Внесения из финно-угорских языков отразились в памятниках письменности более позднего времени (XV—XVI вв.), в топонимике, в народных говорах, преимущественно северо-западных. Однако и здесь они сравнительно немногочисленны и связаны по большей части со специальными сферами рыболовства или лесного дела.
Наоборот, во всех финно-угорских языках прибалтийско-финской группы (финском, эстонском, карельском, вепсском, ижорском, водском) как русские, так и финские исследователи отмечают мощный лексический слой заимствованных из русского языка слов, восходящих к киевскому периоду. Характерно, что среди таких слов, общих для всех прибалтийско-финских языков, значительное место занимают слова, связанные с распространением культуры, письменности и христианской религии: граота —финск. raamatta, эст. raamat; ливск. ramd книга, письмо, письменность ; крест (крьстъ) — финск. risti, карельск. risti, вепсск. rist, эст. risti; попъ— финск. pappi; 6Ьсъ — финск. piessa, карельск. biessa, ливвиковск. biessu и др. Л. П. Якубинский, обративший внимание на эту историко-лингвистическую подробность, писал: “Эти заимствования показывают, что русские (полочане, новгородцы, псковичи), едва усвоив христианство, выступили его распространителями в Прибалтике”.
Сделанный нами обзор лексических взаимоотношений литературного языка Киевской Руси с языками соседних народностей свидетельствует, по нашему мнению, об интенсивности этих его внешнеязыковых связей при сохранении им полной самобытности в своем свободном развитии.
В середине двенадцатого столетия ранее единое Киевское государство начинает распадаться на отдельные полунезависимые феодальные государственные единицы—“земли”. Это разделение в конце концов приводит к феодальной раздробленности, иначе — к началу удельного периода в истории русской государственности. На месте ранее существовавшей относительно единой “империи Рюриковичей” возникают почти независимые в экономическом, политическом и культурном отношении княжества.

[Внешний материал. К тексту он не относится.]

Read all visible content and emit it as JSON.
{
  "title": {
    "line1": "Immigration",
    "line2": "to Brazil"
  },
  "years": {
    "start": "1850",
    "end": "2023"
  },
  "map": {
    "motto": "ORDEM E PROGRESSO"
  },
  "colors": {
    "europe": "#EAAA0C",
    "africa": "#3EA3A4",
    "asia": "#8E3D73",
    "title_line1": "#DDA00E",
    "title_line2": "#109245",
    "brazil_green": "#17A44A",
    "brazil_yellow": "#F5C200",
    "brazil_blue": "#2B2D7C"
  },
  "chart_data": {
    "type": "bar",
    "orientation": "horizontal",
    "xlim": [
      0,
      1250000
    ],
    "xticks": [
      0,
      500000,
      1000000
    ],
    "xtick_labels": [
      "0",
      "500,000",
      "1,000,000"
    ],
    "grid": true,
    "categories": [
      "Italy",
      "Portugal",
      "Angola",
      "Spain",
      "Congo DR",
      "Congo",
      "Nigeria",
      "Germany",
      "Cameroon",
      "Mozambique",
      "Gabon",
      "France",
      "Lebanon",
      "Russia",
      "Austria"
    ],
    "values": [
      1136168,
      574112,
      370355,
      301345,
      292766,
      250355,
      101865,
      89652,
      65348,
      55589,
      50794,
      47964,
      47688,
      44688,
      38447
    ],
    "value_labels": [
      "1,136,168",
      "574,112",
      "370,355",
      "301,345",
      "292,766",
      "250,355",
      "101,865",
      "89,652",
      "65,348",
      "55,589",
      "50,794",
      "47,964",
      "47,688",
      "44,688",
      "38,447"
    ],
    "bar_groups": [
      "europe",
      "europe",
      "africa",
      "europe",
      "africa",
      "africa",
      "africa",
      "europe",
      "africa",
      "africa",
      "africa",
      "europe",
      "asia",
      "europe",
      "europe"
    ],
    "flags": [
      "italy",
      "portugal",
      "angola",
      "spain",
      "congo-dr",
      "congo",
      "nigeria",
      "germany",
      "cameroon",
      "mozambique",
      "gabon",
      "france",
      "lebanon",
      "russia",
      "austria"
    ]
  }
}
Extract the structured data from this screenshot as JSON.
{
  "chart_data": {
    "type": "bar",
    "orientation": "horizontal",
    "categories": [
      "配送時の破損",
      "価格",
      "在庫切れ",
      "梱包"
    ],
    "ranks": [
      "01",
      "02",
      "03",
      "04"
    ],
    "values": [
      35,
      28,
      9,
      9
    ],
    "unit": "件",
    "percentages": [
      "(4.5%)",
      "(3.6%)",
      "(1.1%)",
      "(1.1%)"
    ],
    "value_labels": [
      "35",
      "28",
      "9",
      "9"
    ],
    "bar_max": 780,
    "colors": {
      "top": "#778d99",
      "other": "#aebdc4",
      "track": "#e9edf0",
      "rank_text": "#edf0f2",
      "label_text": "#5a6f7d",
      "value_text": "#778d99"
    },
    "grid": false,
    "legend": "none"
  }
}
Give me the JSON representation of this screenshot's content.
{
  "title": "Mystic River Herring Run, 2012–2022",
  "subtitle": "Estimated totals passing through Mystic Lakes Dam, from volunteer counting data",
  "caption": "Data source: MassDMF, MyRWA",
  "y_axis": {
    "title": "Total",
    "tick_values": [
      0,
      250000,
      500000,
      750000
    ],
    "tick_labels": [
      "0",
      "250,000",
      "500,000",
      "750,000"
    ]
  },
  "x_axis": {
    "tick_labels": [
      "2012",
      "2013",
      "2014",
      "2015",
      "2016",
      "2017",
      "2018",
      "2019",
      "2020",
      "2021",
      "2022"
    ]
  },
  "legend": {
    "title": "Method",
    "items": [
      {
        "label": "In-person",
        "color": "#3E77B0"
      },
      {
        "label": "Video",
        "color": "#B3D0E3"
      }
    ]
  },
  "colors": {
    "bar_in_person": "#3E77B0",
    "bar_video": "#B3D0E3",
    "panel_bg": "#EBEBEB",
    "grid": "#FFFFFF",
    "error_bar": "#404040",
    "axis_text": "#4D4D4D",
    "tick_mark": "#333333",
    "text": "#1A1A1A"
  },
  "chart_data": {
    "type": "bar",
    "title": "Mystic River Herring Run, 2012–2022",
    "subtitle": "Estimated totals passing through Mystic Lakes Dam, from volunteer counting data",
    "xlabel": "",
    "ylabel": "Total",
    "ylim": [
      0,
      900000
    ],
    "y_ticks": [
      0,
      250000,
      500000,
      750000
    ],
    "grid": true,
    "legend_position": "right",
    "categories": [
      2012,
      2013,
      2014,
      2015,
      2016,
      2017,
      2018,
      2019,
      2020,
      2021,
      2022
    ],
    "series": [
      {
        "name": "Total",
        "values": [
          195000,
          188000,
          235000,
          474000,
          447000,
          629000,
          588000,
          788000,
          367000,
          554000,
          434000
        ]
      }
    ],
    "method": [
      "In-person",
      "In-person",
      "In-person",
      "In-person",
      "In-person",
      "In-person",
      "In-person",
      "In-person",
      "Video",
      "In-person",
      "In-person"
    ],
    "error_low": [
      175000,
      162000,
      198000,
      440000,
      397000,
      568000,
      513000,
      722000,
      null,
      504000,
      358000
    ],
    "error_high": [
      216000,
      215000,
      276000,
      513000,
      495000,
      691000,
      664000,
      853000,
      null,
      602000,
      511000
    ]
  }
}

В 1025 г. происходит обособление Полоцкого княжества, состоявшего во вражде со всеми остальными феодальными объединениями Киевской Руси. Однако началом подлинного распада “империи Рюриковичей” признается отделение от Киева Новгородской земли в 1136 г. Вслед за тем, к концу XII в. происходит отделение Ростово-Суздальской (впоследствии Владимиро-Суздальской) земли на северо-востоке, Галицко-Волынской — на западе, Смоленской — в верховьях Днепра, Рязанский—по среднему течению р. Оки, и др. Феодальная раздробленность сопровождалась междоусобными войнами князей друг с другом из-за владения спорными территориями. В эти войны включались нередко враждебные Руси кочевые соседние племена, которые соперничавшие между собою князья приглашали в помощь.
Феодальная раздробленность неминуемо влекла за собою падение былого военного могущества Киевской Руси. Княжеские усобицы тяжким бременем ложились на простой русский народ, в первую очередь страдавший и от вражеских набегов, и от внутренних неурядиц. Княжеские раздоры послужили одной из главных причин быстрой победы над Русью татаро-монгольских кочевников и в 1223 г. в битве при Калке, и в 1237 г. при разорении ими Рязани, и в 1238 г. при взятии Владимира, и в 1240 г. при захвате Киева. Лучшие люди тогдашней России с глубокой скорбью осознавали гибельность княжеских усобиц. Осуждение междоусобиц обычно для летописцев. Безымянный автор “Слова о полку Игореве” сетует: “Усобица княземъ на поганыя погыбе, рекоста бо братъ брату: се мое, а то мое же; и начаша князи про малое "се великое" млъвити, а сами по себе крамолу ковати, а поганiи со вс вcЬ странъ прихождаху с побЬдами на землю Русскую”.